W piątek wieczorem na ul. Sierocej w Lublinie doszło do groźnego zdarzenia. Na jezdnię runęła część muru należąca do zbudowań Szpitala Wojewódzkiego im. Jana Bożego przy ul. Biernackiego.

Do zdarzenia doszło w piątek wieczorem na ul. Sierocej w Lublinie. Prawdopodobnie pod naporem silnych podmuchów wiatru runęła część muru przynależna do budynku Szpitala Wojewódzkiego im. Jana Bożego przy ul. Biernackiego. Na miejscu interweniowała policja. Ulica Sieroca jest całkowicie nieprzejezdna, na jezdni leży kilka ton gruzu.
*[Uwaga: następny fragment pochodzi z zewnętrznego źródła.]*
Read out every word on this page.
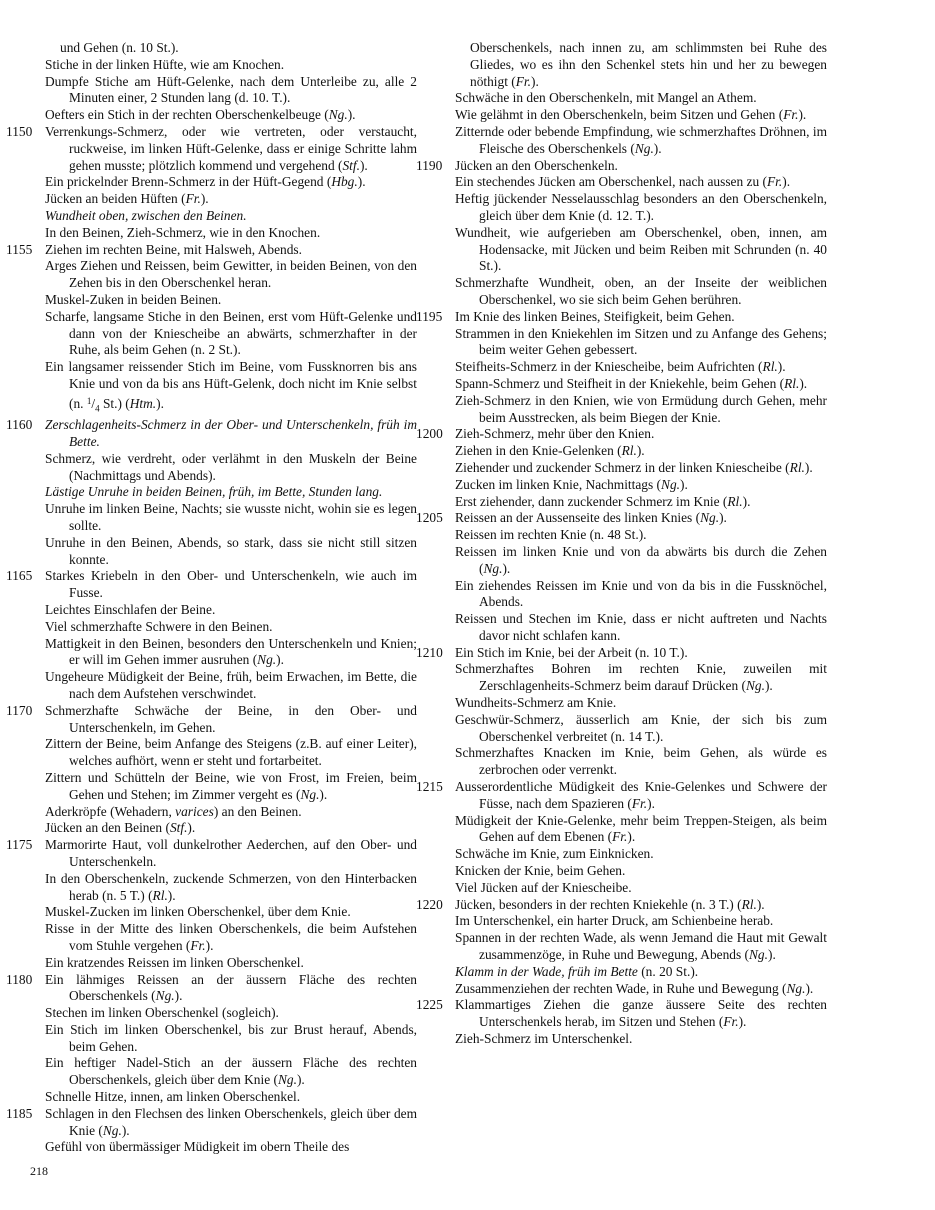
und Gehen (n. 10 St.).
Stiche in der linken Hüfte, wie am Knochen.
Dumpfe Stiche am Hüft-Gelenke, nach dem Unterleibe zu, alle 2 Minuten einer, 2 Stunden lang (d. 10. T.).
Oefters ein Stich in der rechten Oberschenkelbeuge (Ng.).
1150 Verrenkungs-Schmerz, oder wie vertreten, oder verstaucht, ruckweise, im linken Hüft-Gelenke, dass er einige Schritte lahm gehen musste; plötzlich kommend und vergehend (Stf.).
Ein prickelnder Brenn-Schmerz in der Hüft-Gegend (Hbg.).
Jücken an beiden Hüften (Fr.).
Wundheit oben, zwischen den Beinen.
In den Beinen, Zieh-Schmerz, wie in den Knochen.
1155 Ziehen im rechten Beine, mit Halsweh, Abends.
Arges Ziehen und Reissen, beim Gewitter, in beiden Beinen, von den Zehen bis in den Oberschenkel heran.
Muskel-Zuken in beiden Beinen.
Scharfe, langsame Stiche in den Beinen, erst vom Hüft-Gelenke und dann von der Kniescheibe an abwärts, schmerzhafter in der Ruhe, als beim Gehen (n. 2 St.).
Ein langsamer reissender Stich im Beine, vom Fussknorren bis ans Knie und von da bis ans Hüft-Gelenk, doch nicht im Knie selbst (n. $^1/_4$ St.) (Htm.).
1160 Zerschlagenheits-Schmerz in der Ober- und Unterschenkeln, früh im Bette.
Schmerz, wie verdreht, oder verlähmt in den Muskeln der Beine (Nachmittags und Abends).
Lästige Unruhe in beiden Beinen, früh, im Bette, Stunden lang.
Unruhe im linken Beine, Nachts; sie wusste nicht, wohin sie es legen sollte.
Unruhe in den Beinen, Abends, so stark, dass sie nicht still sitzen konnte.
1165 Starkes Kriebeln in den Ober- und Unterschenkeln, wie auch im Fusse.
Leichtes Einschlafen der Beine.
Viel schmerzhafte Schwere in den Beinen.
Mattigkeit in den Beinen, besonders den Unterschenkeln und Knien; er will im Gehen immer ausruhen (Ng.).
Ungeheure Müdigkeit der Beine, früh, beim Erwachen, im Bette, die nach dem Aufstehen verschwindet.
1170 Schmerzhafte Schwäche der Beine, in den Ober- und Unterschenkeln, im Gehen.
Zittern der Beine, beim Anfange des Steigens (z.B. auf einer Leiter), welches aufhört, wenn er steht und fortarbeitet.
Zittern und Schütteln der Beine, wie von Frost, im Freien, beim Gehen und Stehen; im Zimmer vergeht es (Ng.).
Aderkröpfe (Wehadern, varices) an den Beinen.
Jücken an den Beinen (Stf.).
1175 Marmorirte Haut, voll dunkelrother Aederchen, auf den Ober- und Unterschenkeln.
In den Oberschenkeln, zuckende Schmerzen, von den Hinterbacken herab (n. 5 T.) (Rl.).
Muskel-Zucken im linken Oberschenkel, über dem Knie.
Risse in der Mitte des linken Oberschenkels, die beim Aufstehen vom Stuhle vergehen (Fr.).
Ein kratzendes Reissen im linken Oberschenkel.
1180 Ein lähmiges Reissen an der äussern Fläche des rechten Oberschenkels (Ng.).
Stechen im linken Oberschenkel (sogleich).
Ein Stich im linken Oberschenkel, bis zur Brust herauf, Abends, beim Gehen.
Ein heftiger Nadel-Stich an der äussern Fläche des rechten Oberschenkels, gleich über dem Knie (Ng.).
Schnelle Hitze, innen, am linken Oberschenkel.
1185 Schlagen in den Flechsen des linken Oberschenkels, gleich über dem Knie (Ng.).
Gefühl von übermässiger Müdigkeit im obern Theile des
Oberschenkels, nach innen zu, am schlimmsten bei Ruhe des Gliedes, wo es ihn den Schenkel stets hin und her zu bewegen nöthigt (Fr.).
Schwäche in den Oberschenkeln, mit Mangel an Athem.
Wie gelähmt in den Oberschenkeln, beim Sitzen und Gehen (Fr.).
Zitternde oder bebende Empfindung, wie schmerzhaftes Dröhnen, im Fleische des Oberschenkels (Ng.).
1190 Jücken an den Oberschenkeln.
Ein stechendes Jücken am Oberschenkel, nach aussen zu (Fr.).
Heftig jückender Nesselausschlag besonders an den Oberschenkeln, gleich über dem Knie (d. 12. T.).
Wundheit, wie aufgerieben am Oberschenkel, oben, innen, am Hodensacke, mit Jücken und beim Reiben mit Schrunden (n. 40 St.).
Schmerzhafte Wundheit, oben, an der Inseite der weiblichen Oberschenkel, wo sie sich beim Gehen berühren.
1195 Im Knie des linken Beines, Steifigkeit, beim Gehen.
Strammen in den Kniekehlen im Sitzen und zu Anfange des Gehens; beim weiter Gehen gebessert.
Steifheits-Schmerz in der Kniescheibe, beim Aufrichten (Rl.).
Spann-Schmerz und Steifheit in der Kniekehle, beim Gehen (Rl.).
Zieh-Schmerz in den Knien, wie von Ermüdung durch Gehen, mehr beim Ausstrecken, als beim Biegen der Knie.
1200 Zieh-Schmerz, mehr über den Knien.
Ziehen in den Knie-Gelenken (Rl.).
Ziehender und zuckender Schmerz in der linken Kniescheibe (Rl.).
Zucken im linken Knie, Nachmittags (Ng.).
Erst ziehender, dann zuckender Schmerz im Knie (Rl.).
1205 Reissen an der Aussenseite des linken Knies (Ng.).
Reissen im rechten Knie (n. 48 St.).
Reissen im linken Knie und von da abwärts bis durch die Zehen (Ng.).
Ein ziehendes Reissen im Knie und von da bis in die Fussknöchel, Abends.
Reissen und Stechen im Knie, dass er nicht auftreten und Nachts davor nicht schlafen kann.
1210 Ein Stich im Knie, bei der Arbeit (n. 10 T.).
Schmerzhaftes Bohren im rechten Knie, zuweilen mit Zerschlagenheits-Schmerz beim darauf Drücken (Ng.).
Wundheits-Schmerz am Knie.
Geschwür-Schmerz, äusserlich am Knie, der sich bis zum Oberschenkel verbreitet (n. 14 T.).
Schmerzhaftes Knacken im Knie, beim Gehen, als würde es zerbrochen oder verrenkt.
1215 Ausserordentliche Müdigkeit des Knie-Gelenkes und Schwere der Füsse, nach dem Spazieren (Fr.).
Müdigkeit der Knie-Gelenke, mehr beim Treppen-Steigen, als beim Gehen auf dem Ebenen (Fr.).
Schwäche im Knie, zum Einknicken.
Knicken der Knie, beim Gehen.
Viel Jücken auf der Kniescheibe.
1220 Jücken, besonders in der rechten Kniekehle (n. 3 T.) (Rl.).
Im Unterschenkel, ein harter Druck, am Schienbeine herab.
Spannen in der rechten Wade, als wenn Jemand die Haut mit Gewalt zusammenzöge, in Ruhe und Bewegung, Abends (Ng.).
Klamm in der Wade, früh im Bette (n. 20 St.).
Zusammenziehen der rechten Wade, in Ruhe und Bewegung (Ng.).
1225 Klammartiges Ziehen die ganze äussere Seite des rechten Unterschenkels herab, im Sitzen und Stehen (Fr.).
Zieh-Schmerz im Unterschenkel.
218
Na miejscu policjanci czekają na zarządcę nieruchomości. Niewykluczone, że konieczna będzie rozbiórka pozostałej części muru, ze względu na jego pęknięcia. W zdarzeniu na szczęście nikt nie ucierpiał. Utrudnienia z przejazdem mogą potrwać do soboty.

2017-02-24 21:06:22
(fot. lublin112.pl)

8 komentarzy

  1. przechodziłęm kilka dni temu tam, a bywam tam dość często, tak spojrzałem na ten mur i pomyślałem, że on to już chyba długo nie postoi… i masz 😛 dobrze, że nie spadł na nikogo…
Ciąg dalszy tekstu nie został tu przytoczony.